Lockheed’s Moorestown facility has 5,000 employees, nearly half of whom are engineers doing sensitive and often secret defense work. The workday can be tense, but Lockheed’s emphasis on career development and social values ameliorates that.

Lockheed Martin
Principal NJ locations: Moorestown, Cherry Hill, and Atlantic City
NJ employees: 6,300
Chief executive: Robert J. Stevens
Who they are: A global security company providing and supporting advanced technology systems, products, and services
What we love: Commitment to diversity and a strong sense of social responsibility

Jim Judd clearly has enough to do in his job as director of hardware systems in the Maritime Systems and Sensors unit at Lockheed Martin, one of the largest private employers in South Jersey.  There are more than 1,500 people in his unit, which designs and makes radar, weapons, and sensing systems.

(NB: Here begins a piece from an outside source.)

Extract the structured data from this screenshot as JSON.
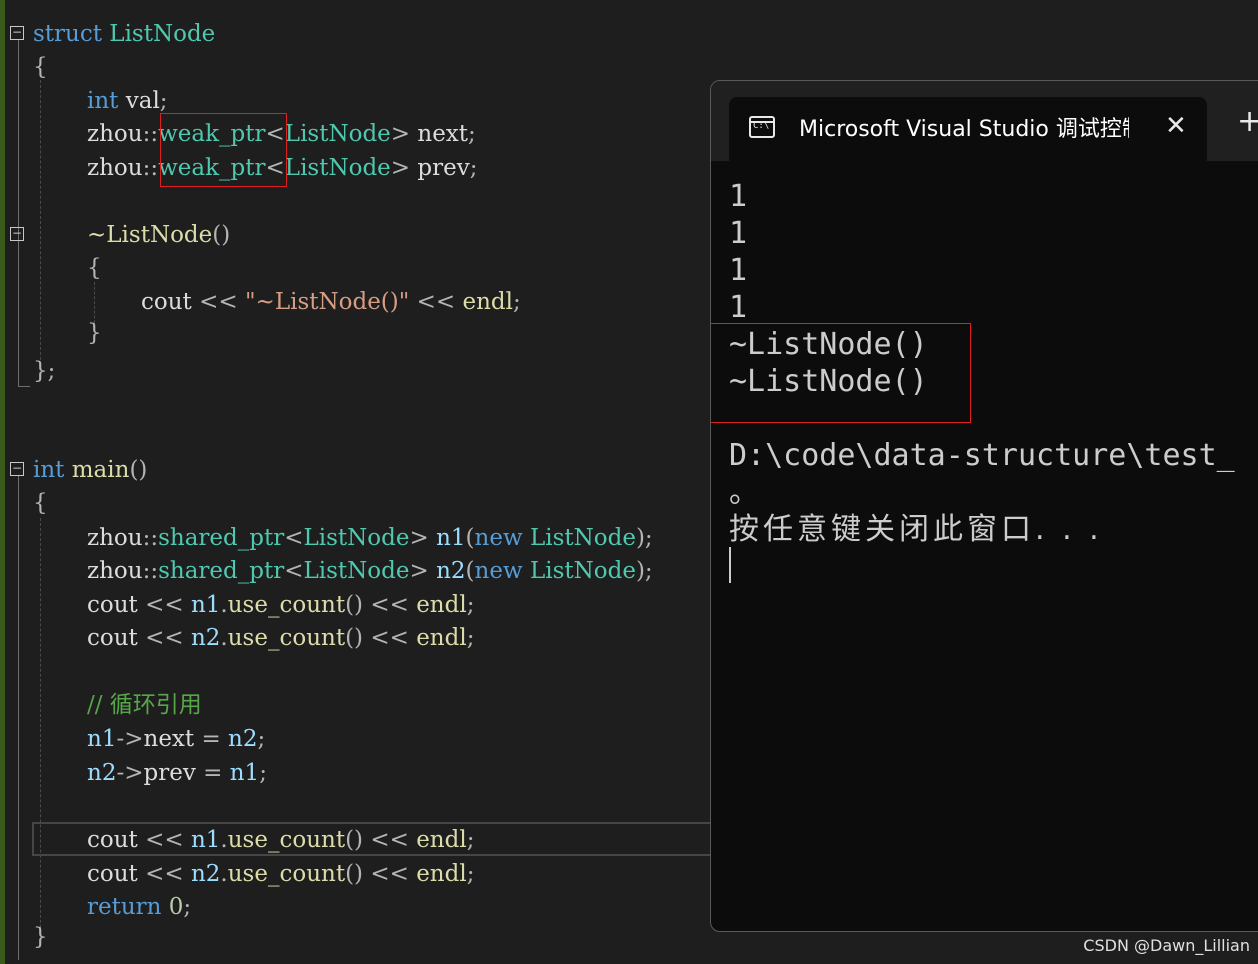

For the last dozen years, though, Judd, 50, has spent much of his spare time with high schools near Lockheed’s Moorestown headquarters by supervising their FIRST robotics programs. FIRST is a national robotics competition started by Segway inventor Dean Kamen to interest more students in the sciences and engineering. It fits right into Lockheed’s vision of local involvement.

“We’ve always pushed for community outreach—and what’s better than to get our engineers, who have so much knowledge, and help them excite kids about our business?” says Judd, a 26-year Lockheed employee.

Jessica Lusterman, a mechanical design engineer at Lockheed, concentrates her outreach on girls and women as part of the Society of Women Engineers.

“I never feel discriminated against day-to-day here, but there are clearly not enough women in engineering,” says Lusterman, 27. She helps coordinate programs that bring local middle school and high school girls to Lockheed to demonstrate what engineers do.

“I want to show them we are not all nerds with pocket protectors.  We do experiments and build towers out of toothpicks and planes out of Legos,” she says. “That Lockheed encourages this shows the company’s commitment toward diversity.”

Lockheed’s Moorestown facility has 5,000 employees, nearly half of whom are engineers doing sensitive and often secret defense work. The workday can be tense, but Lockheed’s emphasis on career development and social values ameliorates that. Lockheed supports a chapter of the National Society of Black Engineers, as well as minority scholarships at local colleges and mentoring programs for minority engineering students.

The company also has a tradition of volunteerism. Lockheed employees donated more than $70,000 to the United Way in 2008 and raised another $200,000-plus in charity bike rides, runs, and walks.

Lockheed is always on the lookout for new talent, especially in engineering and program management. Currently, the company is recruiting entry-level candidates with backgrounds in science and math.